Opinion

NY, NJ’s battle for the bottom

Who’s worse: New York or New Jersey?

When it comes to taxes, the technical answer is New York. But it’s not much of an achievement for New Jersey. Out of 50 states, the Garden State clocks in at 49th.

The news comes from the latest report of the nonpartisan Tax Foundation. Each year, the group ranks each state based on its business, income, sales, property and ­unemployment-insurance taxes. The idea is to let politicians, businessmen and citizens know how their states fare when stacked up against the competition.

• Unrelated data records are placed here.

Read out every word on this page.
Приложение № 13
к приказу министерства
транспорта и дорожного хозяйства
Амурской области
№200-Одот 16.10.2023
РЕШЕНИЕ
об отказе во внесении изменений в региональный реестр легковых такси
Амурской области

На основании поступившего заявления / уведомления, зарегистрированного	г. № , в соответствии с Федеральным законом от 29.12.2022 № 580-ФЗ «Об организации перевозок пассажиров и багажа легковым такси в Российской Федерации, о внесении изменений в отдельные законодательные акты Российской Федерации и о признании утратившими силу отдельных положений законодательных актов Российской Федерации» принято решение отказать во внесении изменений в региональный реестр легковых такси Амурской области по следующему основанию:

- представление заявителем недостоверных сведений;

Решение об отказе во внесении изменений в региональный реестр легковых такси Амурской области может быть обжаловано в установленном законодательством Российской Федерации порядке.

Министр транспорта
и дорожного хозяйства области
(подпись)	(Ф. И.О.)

Now, taxpayers in New York and New Jersey probably didn’t need a new study to tell them the answer to that one: not too well. After all, the new rankings are not much different from last year — when New Jersey was 50th and New York 49th.

These new rankings come, however, when the governors of both states appear to be in a tax-reform mood. In New York, Gov. Cuomo has set up a tax commission that includes Republicans. In New Jersey, Gov. Chris Christie continues to push for more tax reform — and for a reform of the civil-service system he says is vital to the effort.

Let’s hope they get it done. Because the real comparison in this report isn’t between New York and New Jersey. It’s between these two overtaxed states and the 48 others ahead of them.

What that should tell governors, voters and legislators is that our two states are far beyond the days when a tweak here or there will do anything to make our states more attractive to capital and investment.

The test is the day a Tax Foundation ranking shows New York or New Jersey moving up into the top half — instead of simply alternating with each other at the bottom of the heap.